A national study to investigate the clinical use of standardised instruments in autism spectrum disorder assessment of children and adults in Scotland
Finlayson, Ian R.
MetadataShow full item record
Rutherford, M., McKenzie, K., McClure, I., Forsyth, K., O''Hare, A., McCartney, D. & Finlayson, I. (2016) A national study to investigate the clinical use of standardised instruments in autism spectrum disorder assessment of children and adults in Scotland, Research in Autism Spectrum Disorders, 29-30, pp. 93-100.

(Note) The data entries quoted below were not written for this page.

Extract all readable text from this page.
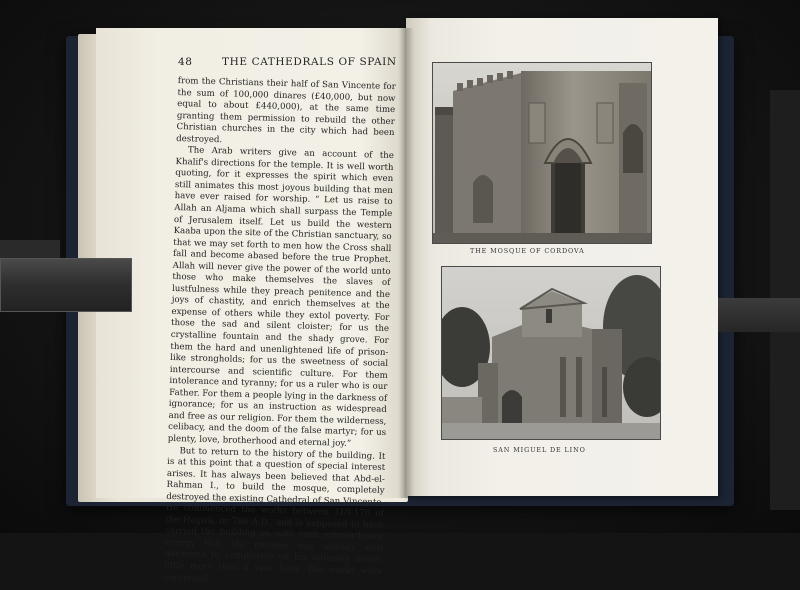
48	THE CATHEDRALS OF SPAIN

from the Christians their half of San Vincente for the sum of 100,000 dinares (£40,000, but now equal to about £440,000), at the same time granting them permission to rebuild the other Christian churches in the city which had been destroyed.

The Arab writers give an account of the Khalif's directions for the temple. It is well worth quoting, for it expresses the spirit which even still animates this most joyous building that men have ever raised for worship. “ Let us raise to Allah an Aljama which shall surpass the Temple of Jerusalem itself. Let us build the western Kaaba upon the site of the Christian sanctuary, so that we may set forth to men how the Cross shall fall and become abased before the true Prophet. Allah will never give the power of the world unto those who make themselves the slaves of lustfulness while they preach penitence and the joys of chastity, and enrich themselves at the expense of others while they extol poverty. For those the sad and silent cloister; for us the crystalline fountain and the shady grove. For them the hard and unenlightened life of prison-like strongholds; for us the sweetness of social intercourse and scientific culture. For them intolerance and tyranny; for us a ruler who is our Father. For them a people lying in the darkness of ignorance; for us an instruction as widespread and free as our religion. For them the wilderness, celibacy, and the doom of the false martyr; for us plenty, love, brotherhood and eternal joy.”

But to return to the history of the building. It is at this point that a question of special interest arises. It has always been believed that Abd-el-Rahman I., to build the mosque, completely destroyed the existing Cathedral of San Vincente. He commenced the works between 169-170 of the Hegira, or 786 A.D., and is supposed to have carried the building on with such extraordinary energy that the mosque was already well advanced to completion on his untimely death, little more than a year later. The works were continued

THE MOSQUE OF CORDOVA
SAN MIGUEL DE LINO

Background: There are few large scale studies about the nature and extent of the actual use of standardised assessments for Autism Spectrum Disorder diagnosis in clinical practice. This study compares and contrasts practice in diagnostic services for both adults and children. Method: We conducted an analysis of retrospective case notes from 150 cases (70 adult, 80 children) assessed for Autism Spectrum Disorder by 16 diagnostic services. Results: We found differences between adult and child services in staff training and use of standardised assessment during diagnosis. All child services had staff trained in and regularly using standardised assessments. Most adult services had staff trained in using instruments but only half used them regularly. Administration of standardised ASD assessments was ten times more likely in children than in adults (OR = 10.1; CI = 4.24, 24.0). Child services selected the ADOS as the standardised tool and Adult services selected the DISCO, with very little overlap. Decisions to administer standardised tools were not based on case complexity but rather the same process was applied to all referrals within a service. The three recommended components of assessment (clinical history, clinical observation and contextual information) were included for the majority of cases, although clinical observation was more frequently used with children than with adults. Conclusions: Based on the findings, we suggest a need for a wider range of appropriate assessments for use with adults, particularly those with an intellectual disability and for further research into the reasons behind the choices clinicians make during the assessment process. For child services in Scotland, there is a need for more training in use of current diagnostic interviews. Clinicians did not vary tools used based on complexity, suggesting that this is a notion still to be clearly defined and operationalised in clinical decision making about the use of standardised assessments.